Ding-dong merrily on high! Here’s the West End transfer of James Graham’s riveting dramatisation of the televised debates between Gore Vidal and William F Buckley Jr. The verbal slug-outs between those ornately articulate exponents of post-war liberalism and conservatism increasingly gripped America during the Republican and Democratic Party conventions, in the run-up to the presidential election, in riot-torn 1968. And do so now, thousands of miles away and half a lifetime later.

This is welcome intellectual stimulation to counter festive frivolity, and, helping to justify some steep ticket prices, Zachary Quinto – best-known for playing Spock in three Star Trek films – makes a spellbinding UK stage debut as the debonair Vidal. Quinto proves to the effete manner born in the sedentary gladiatorial bouts he undergoes with David Harewood’s Buckley. Harewood – racially cross-cast – remains a cool, commanding force to be reckoned with but (dare I say it) Quinto, in the role Charles Edwards took at the Young Vic, reincarnates his subject’s twinkling mischief to perfection.

You could josh that Quinto is bringing Hollywood tinsel to Jeremy Herrin’s snappily paced production. But in seriousness, isn’t the thesis of Graham’s piece – indebted to a 2015 documentary film of the same name – that the entertainment value of their head-to-heads, which transformed network ABC’s position, turned televised political debate into a species of pantomime? It was Buckley, deploying the word “queer” mid-outburst as a vicious slur, who shattered the civilised veneer and wound up cast as the villain. But the whole process at work, the pair realise, was calculated to stoke division.

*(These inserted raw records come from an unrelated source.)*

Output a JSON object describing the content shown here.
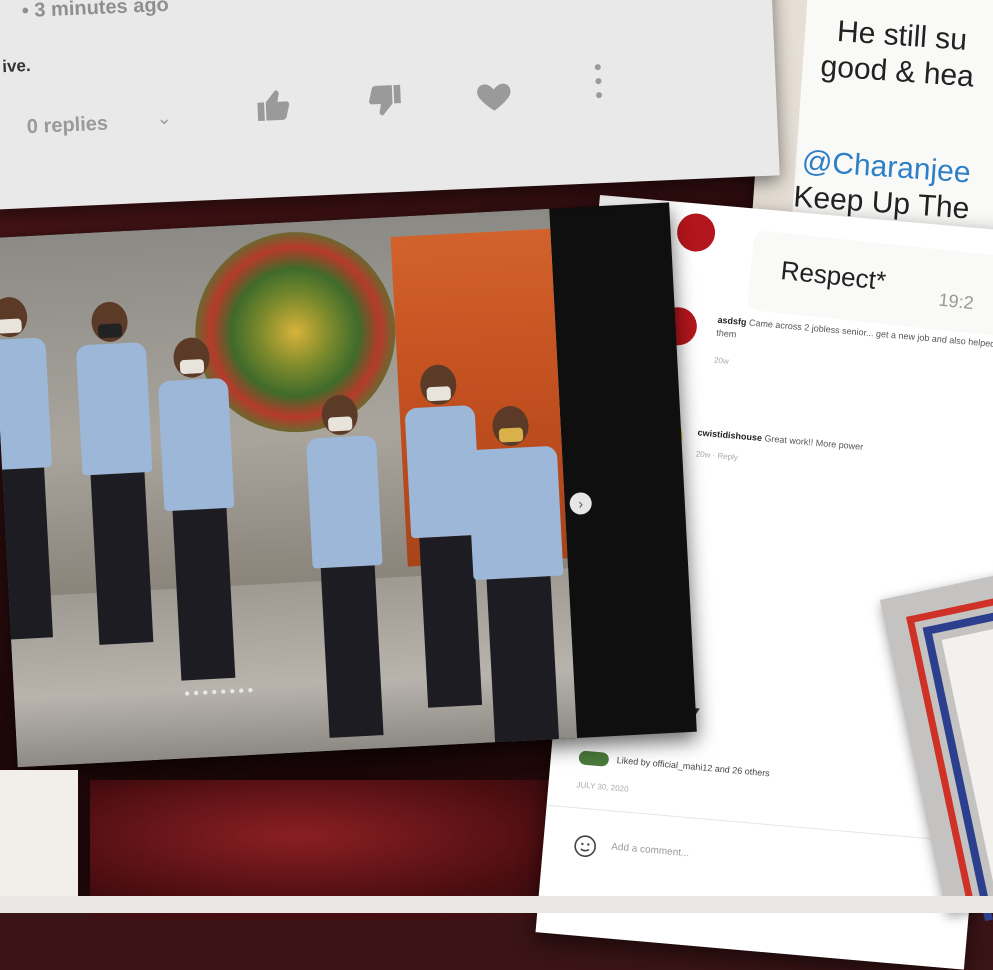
{
  "youtube_comment": {
    "timestamp": "• 3 minutes ago",
    "text_fragment": "ive.",
    "replies_label": "0 replies",
    "icons": [
      "thumbs-up-icon",
      "thumbs-down-icon",
      "heart-icon",
      "more-vertical-icon"
    ]
  },
  "photo": {
    "carousel_dots": "●●●●●●●●",
    "next_arrow": "›"
  },
  "chat": {
    "line1": "He still su",
    "line2": "good & hea",
    "mention": "@Charanjee",
    "line3": "Keep Up The",
    "respect_text": "Respect*",
    "respect_time": "19:2"
  },
  "instagram": {
    "comment1_user": "asdsfg",
    "comment1_text": "Came across 2 jobless senior... get a new job and also helped them",
    "comment1_meta": "20w",
    "comment2_user": "cwistidishouse",
    "comment2_text": "Great work!! More power",
    "comment2_meta": "20w · Reply",
    "liked_by": "Liked by official_mahi12 and 26 others",
    "date": "JULY 30, 2020",
    "add_comment": "Add a comment...",
    "icons": [
      "heart-icon",
      "comment-icon",
      "share-icon",
      "emoji-icon"
    ]
  },
  "colors": {
    "instagram_avatar_red": "#b3161c",
    "instagram_avatar_yellow": "#f4e01e",
    "mention_blue": "#2d7fc8",
    "poster_red": "#cf3126",
    "poster_blue": "#2c3f8f"
  }
}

“It was a turning point, a shift in our culture in how we talked to one another,” Aretha Franklin, no less, tells us at the start of the evening. A further transfer to New York must surely be on the cards, and it will be interesting to see whether the commentariat there, more steeped in US televisual history, buys into Graham’s argument that this episode marked the birth pangs of today’s culture wars. But it seems eminently plausible on this side of the pond – and Graham’s track record as the most astute geek on the theatrical block (a hit writer on TV, too) means you trust him to have done his homework.

If there’s a failing, it’s that almost too much research gets stuffed in, the action channel-surfing between pop-up primers, archive footage, cameos (wow, there’s Warhol!), angsty strategising and more. Filleting the 11 debates – conducted first in Miami, then Chicago, both taking in speculation about presidential hopefuls – the script doesn’t dig especially deep into the men’s backstories.

What it does do, with the physical self-composure of both lead actors a major plus, is impart an adrenal sense of two heavyweights under intensifying pressure, their battle of wits and egos compounded by vying visions for America. In the outbreaks of swirling ensemble activity and movement around them, you get enjoyable blasts of energy and nostalgia, but also a visceral, all-too-current sense of a country so in the grip of social and ideological upheaval that it’s on the brink of a total breakdown.